The strength of the Failed States Index is its ability to distill millions of pieces of information into a form that is relevant as well as easily digestible and informative. Daily, the Fund for Peace collects thousands of reports and information from around the world, detailing the existing social, economic and political pressures faced by each of the 177 countries that we analyze.

The Fund for Peace’s software performs content analysis on this collected information. Through sophisticated search parameters and algorithms, the CAST software separates the relevant data from the irrelevant.
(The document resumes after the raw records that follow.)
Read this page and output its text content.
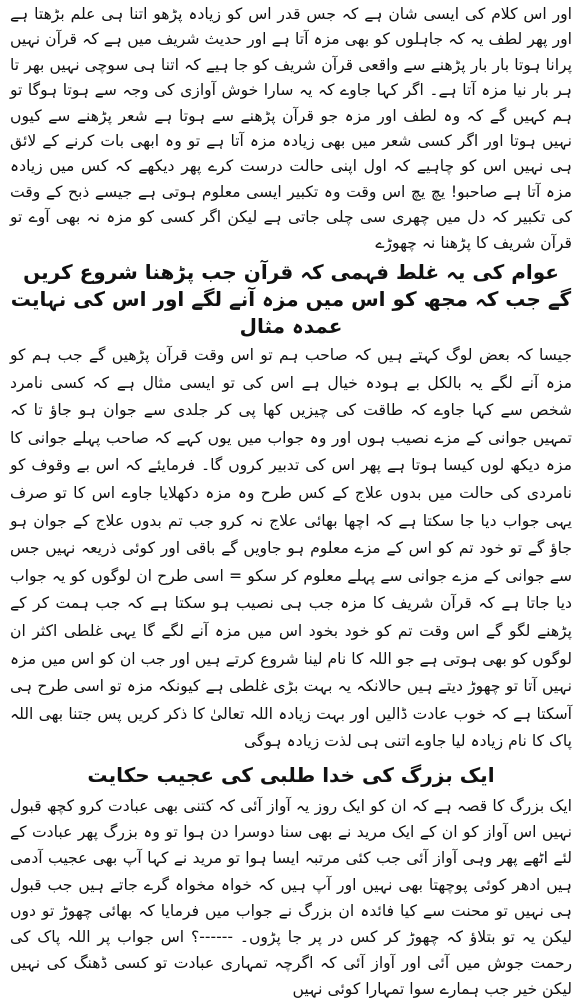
اور اس کلام کی ایسی شان ہے کہ جس قدر اس کو زیادہ پڑھو اتنا ہی علم بڑھتا ہے اور پھر لطف یہ کہ جاہلوں کو بھی مزہ آتا ہے اور حدیث شریف میں ہے کہ قرآن نہیں پرانا ہوتا بار بار پڑھنے سے واقعی قرآن شریف کو جا ہیے کہ اتنا ہی سوچی نہیں بھر تا ہر بار نیا مزہ آتا ہے۔ اگر کہا جاوے کہ یہ سارا خوش آوازی کی وجہ سے ہوتا ہوگا تو ہم کہیں گے کہ وہ لطف اور مزہ جو قرآن پڑھنے سے ہوتا ہے شعر پڑھنے سے کیوں نہیں ہوتا اور اگر کسی شعر میں بھی زیادہ مزہ آتا ہے تو وہ ابھی بات کرنے کے لائق ہی نہیں اس کو چاہیے کہ اول اپنی حالت درست کرے پھر دیکھے کہ کس میں زیادہ مزہ آتا ہے صاحبو! یچ یچ اس وقت وہ تکبیر ایسی معلوم ہوتی ہے جیسے ذبح کے وقت کی تکبیر کہ دل میں چھری سی چلی جاتی ہے لیکن اگر کسی کو مزہ نہ بھی آوے تو قرآن شریف کا پڑھنا نہ چھوڑے

عوام کی یہ غلط فہمی کہ قرآن جب پڑھنا شروع کریں گے جب کہ مجھ کو اس میں مزہ آنے لگے اور اس کی نہایت عمدہ مثال

جیسا کہ بعض لوگ کہتے ہیں کہ صاحب ہم تو اس وقت قرآن پڑھیں گے جب ہم کو مزہ آنے لگے یہ بالکل بے ہودہ خیال ہے اس کی تو ایسی مثال ہے کہ کسی نامرد شخص سے کہا جاوے کہ طاقت کی چیزیں کھا پی کر جلدی سے جوان ہو جاؤ تا کہ تمہیں جوانی کے مزے نصیب ہوں اور وہ جواب میں یوں کہے کہ صاحب پہلے جوانی کا مزہ دیکھ لوں کیسا ہوتا ہے پھر اس کی تدبیر کروں گا۔ فرمایئے کہ اس بے وقوف کو نامردی کی حالت میں بدوں علاج کے کس طرح وہ مزہ دکھلایا جاوے اس کا تو صرف یہی جواب دیا جا سکتا ہے کہ اچھا بھائی علاج نہ کرو جب تم بدوں علاج کے جوان ہو جاؤ گے تو خود تم کو اس کے مزے معلوم ہو جاویں گے باقی اور کوئی ذریعہ نہیں جس سے جوانی کے مزے جوانی سے پہلے معلوم کر سکو = اسی طرح ان لوگوں کو یہ جواب دیا جاتا ہے کہ قرآن شریف کا مزہ جب ہی نصیب ہو سکتا ہے کہ جب ہمت کر کے پڑھنے لگو گے اس وقت تم کو خود بخود اس میں مزہ آنے لگے گا یہی غلطی اکثر ان لوگوں کو بھی ہوتی ہے جو اللہ کا نام لینا شروع کرتے ہیں اور جب ان کو اس میں مزہ نہیں آتا تو چھوڑ دیتے ہیں حالانکہ یہ بہت بڑی غلطی ہے کیونکہ مزہ تو اسی طرح ہی آسکتا ہے کہ خوب عادت ڈالیں اور بہت زیادہ اللہ تعالیٰ کا ذکر کریں پس جتنا بھی اللہ پاک کا نام زیادہ لیا جاوے اتنی ہی لذت زیادہ ہوگی

ایک بزرگ کی خدا طلبی کی عجیب حکایت

ایک بزرگ کا قصہ ہے کہ ان کو ایک روز یہ آواز آئی کہ کتنی بھی عبادت کرو کچھ قبول نہیں اس آواز کو ان کے ایک مرید نے بھی سنا دوسرا دن ہوا تو وہ بزرگ پھر عبادت کے لئے اٹھے پھر وہی آواز آئی جب کئی مرتبہ ایسا ہوا تو مرید نے کہا آپ بھی عجیب آدمی ہیں ادھر کوئی پوچھتا بھی نہیں اور آپ ہیں کہ خواہ مخواہ گرے جاتے ہیں جب قبول ہی نہیں تو محنت سے کیا فائدہ ان بزرگ نے جواب میں فرمایا کہ بھائی چھوڑ تو دوں لیکن یہ تو بتلاؤ کہ چھوڑ کر کس در پر جا پڑوں۔ ------؟ اس جواب پر اللہ پاک کی رحمت جوش میں آئی اور آواز آئی کہ اگرچہ تمہاری عبادت تو کسی ڈھنگ کی نہیں لیکن خیر جب ہمارے سوا تمہارا کوئی نہیں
Guided by 12 primary social, economic and political indicators (each split into an average of 14 sub-indicators), the CAST software analyzes the collected information using specialized search terms that flag relevant items. This analysis is then converted using an algorithm into a score representing the significance of each of the various pressures for a given country.

Georgian Score: 58 from 177 country, in 2006 – 60 (Then lower in the list, the better)

 Score Rank Different
Mounting Demograpic Pressures 6.30 103 0.30
Massive Movement of Refugees or Internally-Displaced Persons 6.80 41 0.00
Vengeance-Seeking Group Grievance 7.60 36 0.20
Chronic and Sustained Human Flight 5.70 97 -0.40
Uneven Economic Development 7.00 103 0.00
Poverty and Sharp or Severe Economic Decline 5.70 93 0.20
Legitimacy of the State 7.90 55 0.20
Progressive Deterioration of Public Services 6.10 92 -0.20
Violation of Human Rights and Rule of Law 5.40 111 -0.20
Security Apparatus 7.80 34 -0.30
Rise of Factionalized Elites 7.80 49 0.70
Intervention of External Actors 8.20 21 -0.40
Total 82.30 58 0.10

Each Indicator is rated on a 1 to 10 scale with 1 (low) being the most stable and 10 (high) being the most at-risk of collapse and violence. Think of it as trying to bring down a fever, with high being dangerous and low being acceptable.